Photo: BGNES"Alljährlich müssten 1 bis 2 Milliarden Lewa zusätzliche Mittel herangezogen- und in die Anhebung der Einkommen investiert werden. Jede Milliarde, die in Einkommen investiert wird, bringt dem Staat 400 Millionen Lewa in Form von Steuern. Auch die Renten bedürfen einer drastischen Erhöhung, d.h. sie müssen im Rahmen von 4-5 Jahren verdoppelt werden. Das Wichtigste ist jedoch, die Wirtschaft anzukurbeln. Auch sind Behauptungen, dass wir mit Staatsanleihen die Zukunft der Nation verprassen, ziemlich lächerlich. Wir brauchen eine Kehrtwendung, um diese katastrophale Tendenz zu stoppen. Egal wie viel Geld man  Müttern auch gibt, wenn der Staat wirtschaftlich instabil ist, werden diese ihre Kinder wohl kaum in Bulgarien zur Welt bringen wollen, um dafür rund 17 oder selbst 25 Euro Kindergeld zu erhalten."

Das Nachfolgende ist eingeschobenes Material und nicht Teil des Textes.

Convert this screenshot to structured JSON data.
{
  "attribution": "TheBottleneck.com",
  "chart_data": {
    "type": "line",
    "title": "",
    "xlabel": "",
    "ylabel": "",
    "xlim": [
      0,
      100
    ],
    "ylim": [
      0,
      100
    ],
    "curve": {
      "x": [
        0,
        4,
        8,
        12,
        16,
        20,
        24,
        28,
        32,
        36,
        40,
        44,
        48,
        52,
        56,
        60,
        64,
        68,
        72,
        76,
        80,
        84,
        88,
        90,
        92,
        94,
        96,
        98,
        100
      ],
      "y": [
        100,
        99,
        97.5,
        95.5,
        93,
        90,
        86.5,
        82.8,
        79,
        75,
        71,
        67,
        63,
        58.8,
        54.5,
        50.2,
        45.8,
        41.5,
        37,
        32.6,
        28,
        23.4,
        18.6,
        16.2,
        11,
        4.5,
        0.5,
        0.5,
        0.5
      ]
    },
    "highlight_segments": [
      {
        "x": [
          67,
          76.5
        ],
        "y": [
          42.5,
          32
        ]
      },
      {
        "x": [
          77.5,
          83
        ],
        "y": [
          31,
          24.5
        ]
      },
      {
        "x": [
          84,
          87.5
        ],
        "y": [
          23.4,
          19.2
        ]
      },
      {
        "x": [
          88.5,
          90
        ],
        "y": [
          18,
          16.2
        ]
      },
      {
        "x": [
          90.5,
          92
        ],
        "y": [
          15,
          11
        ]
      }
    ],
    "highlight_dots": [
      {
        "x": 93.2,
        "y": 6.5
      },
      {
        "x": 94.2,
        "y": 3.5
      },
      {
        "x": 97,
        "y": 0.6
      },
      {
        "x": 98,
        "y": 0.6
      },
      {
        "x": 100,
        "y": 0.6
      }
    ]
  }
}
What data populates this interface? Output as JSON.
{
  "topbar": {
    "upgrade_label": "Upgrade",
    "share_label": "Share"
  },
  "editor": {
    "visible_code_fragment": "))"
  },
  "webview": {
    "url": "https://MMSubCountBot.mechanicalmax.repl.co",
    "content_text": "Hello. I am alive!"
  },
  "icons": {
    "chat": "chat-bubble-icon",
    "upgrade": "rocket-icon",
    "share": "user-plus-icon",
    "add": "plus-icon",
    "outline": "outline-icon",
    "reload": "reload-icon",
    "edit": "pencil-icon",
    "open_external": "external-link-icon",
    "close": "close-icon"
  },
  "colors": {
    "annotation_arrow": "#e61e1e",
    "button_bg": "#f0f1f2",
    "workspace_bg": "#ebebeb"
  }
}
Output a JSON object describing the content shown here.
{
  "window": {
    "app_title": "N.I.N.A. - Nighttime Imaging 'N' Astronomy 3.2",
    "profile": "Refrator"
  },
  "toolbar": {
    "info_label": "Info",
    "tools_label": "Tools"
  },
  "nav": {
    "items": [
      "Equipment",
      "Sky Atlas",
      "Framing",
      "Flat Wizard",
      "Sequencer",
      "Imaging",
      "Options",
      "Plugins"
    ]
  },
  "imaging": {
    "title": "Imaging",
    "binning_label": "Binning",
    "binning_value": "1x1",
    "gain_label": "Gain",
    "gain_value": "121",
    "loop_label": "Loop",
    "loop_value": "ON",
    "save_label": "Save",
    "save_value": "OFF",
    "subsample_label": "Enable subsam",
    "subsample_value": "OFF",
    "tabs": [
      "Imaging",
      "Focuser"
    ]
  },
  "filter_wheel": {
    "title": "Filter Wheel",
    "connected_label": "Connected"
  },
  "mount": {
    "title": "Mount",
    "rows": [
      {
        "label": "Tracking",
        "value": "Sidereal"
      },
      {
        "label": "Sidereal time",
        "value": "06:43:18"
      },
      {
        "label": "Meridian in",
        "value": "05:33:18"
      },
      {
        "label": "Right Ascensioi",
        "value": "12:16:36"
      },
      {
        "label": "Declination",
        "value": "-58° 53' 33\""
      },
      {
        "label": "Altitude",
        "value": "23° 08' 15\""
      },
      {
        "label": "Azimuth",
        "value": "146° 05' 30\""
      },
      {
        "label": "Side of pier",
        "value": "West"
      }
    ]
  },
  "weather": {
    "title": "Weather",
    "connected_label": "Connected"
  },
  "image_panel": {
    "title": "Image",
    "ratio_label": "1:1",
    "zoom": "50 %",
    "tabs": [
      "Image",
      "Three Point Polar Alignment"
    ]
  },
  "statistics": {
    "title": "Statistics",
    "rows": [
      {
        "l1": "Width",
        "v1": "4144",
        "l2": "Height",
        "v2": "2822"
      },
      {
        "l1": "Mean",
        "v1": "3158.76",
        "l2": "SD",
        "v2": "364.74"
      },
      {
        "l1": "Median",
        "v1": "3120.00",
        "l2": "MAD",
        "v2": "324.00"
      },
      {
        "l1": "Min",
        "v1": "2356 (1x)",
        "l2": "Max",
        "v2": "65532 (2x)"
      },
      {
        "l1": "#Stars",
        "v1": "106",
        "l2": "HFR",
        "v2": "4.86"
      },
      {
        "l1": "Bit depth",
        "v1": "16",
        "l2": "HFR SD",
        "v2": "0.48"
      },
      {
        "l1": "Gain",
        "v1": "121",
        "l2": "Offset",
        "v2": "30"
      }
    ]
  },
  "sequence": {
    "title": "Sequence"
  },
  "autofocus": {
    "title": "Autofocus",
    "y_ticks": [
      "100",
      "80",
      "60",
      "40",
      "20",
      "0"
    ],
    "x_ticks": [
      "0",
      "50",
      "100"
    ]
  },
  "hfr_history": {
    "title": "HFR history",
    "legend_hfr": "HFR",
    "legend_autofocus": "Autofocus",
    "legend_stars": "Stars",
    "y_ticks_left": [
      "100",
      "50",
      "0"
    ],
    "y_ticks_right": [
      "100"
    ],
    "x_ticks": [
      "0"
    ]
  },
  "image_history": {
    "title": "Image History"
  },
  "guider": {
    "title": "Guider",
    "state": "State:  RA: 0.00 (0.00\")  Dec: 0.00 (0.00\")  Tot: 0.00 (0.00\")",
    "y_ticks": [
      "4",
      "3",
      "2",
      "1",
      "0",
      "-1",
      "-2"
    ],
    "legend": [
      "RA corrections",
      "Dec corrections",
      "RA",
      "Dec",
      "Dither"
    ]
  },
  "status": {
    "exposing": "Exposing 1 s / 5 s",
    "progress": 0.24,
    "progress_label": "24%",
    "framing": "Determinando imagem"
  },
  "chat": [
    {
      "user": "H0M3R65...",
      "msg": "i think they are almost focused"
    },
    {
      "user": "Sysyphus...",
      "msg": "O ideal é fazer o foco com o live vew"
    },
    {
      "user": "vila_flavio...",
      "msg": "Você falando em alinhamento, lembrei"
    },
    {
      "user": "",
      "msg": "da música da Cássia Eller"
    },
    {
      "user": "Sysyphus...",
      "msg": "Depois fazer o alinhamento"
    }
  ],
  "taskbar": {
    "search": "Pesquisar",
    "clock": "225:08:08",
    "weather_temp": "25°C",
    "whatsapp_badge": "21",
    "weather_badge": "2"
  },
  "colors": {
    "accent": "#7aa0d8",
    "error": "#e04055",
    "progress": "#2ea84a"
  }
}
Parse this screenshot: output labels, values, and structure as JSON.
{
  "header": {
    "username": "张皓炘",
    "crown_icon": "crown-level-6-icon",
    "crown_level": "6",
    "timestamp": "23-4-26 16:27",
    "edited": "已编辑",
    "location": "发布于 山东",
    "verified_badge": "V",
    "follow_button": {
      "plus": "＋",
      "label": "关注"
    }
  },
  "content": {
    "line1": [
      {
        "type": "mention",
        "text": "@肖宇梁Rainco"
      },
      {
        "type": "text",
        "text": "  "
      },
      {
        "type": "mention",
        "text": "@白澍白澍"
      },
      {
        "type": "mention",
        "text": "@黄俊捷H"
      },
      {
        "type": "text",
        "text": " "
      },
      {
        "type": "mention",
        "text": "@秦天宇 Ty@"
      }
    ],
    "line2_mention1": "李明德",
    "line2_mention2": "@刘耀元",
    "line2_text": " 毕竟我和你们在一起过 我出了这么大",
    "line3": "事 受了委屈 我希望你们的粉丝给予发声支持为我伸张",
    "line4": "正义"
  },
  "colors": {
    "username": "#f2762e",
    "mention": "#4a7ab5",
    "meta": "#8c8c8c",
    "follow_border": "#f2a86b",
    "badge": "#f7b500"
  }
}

"Das bulgarische Sozialsystem ist eine Pyramide. In 20 Jahren wird aufgrund der Alterungsprozesse niemand mehr da sein, der Sozialbeiträge abführt und damit die Renten finanziert", meint Iskren Weselinow weiter. Dazu leisten auch jene 22.000 Bulgaren ihren Beitrag, die alljährlich aus Bulgarien auswandern. "Unseren Prognosen zufolge werden in den nächsten fünf Jahren zwischen 20 und 30% der Bevölkerung im Arbeitsalter in ein besser bezahltes EU-Land auswandern. Das ist der Anfang einer Katastrophe, die nicht mehr aufzuhalten ist", fügt Weselinow hinzu.

Auch zeigen die Daten, dass in 20 Jahren über 30% Prozent der Arbeitsmarkteinsteiger Roma ohne Bildung, ohne Arbeitsmentalität und ohne Nutzen für das Sozialversicherungssystem sein werden. Nach Ansicht von Prof. Petar Iwanow vom Zentrum für Demografiepolitik sei es bedrückend, dass dem Problem der Herkunftsstruktur der bulgarischen Gesellschaft weiterhin keine Beachtung geschenkt werde, was aufgrund der hohen Geburtenzahlen der Roma zudem eng mit dem Ausbluten des Sozialsystems verbunden sei.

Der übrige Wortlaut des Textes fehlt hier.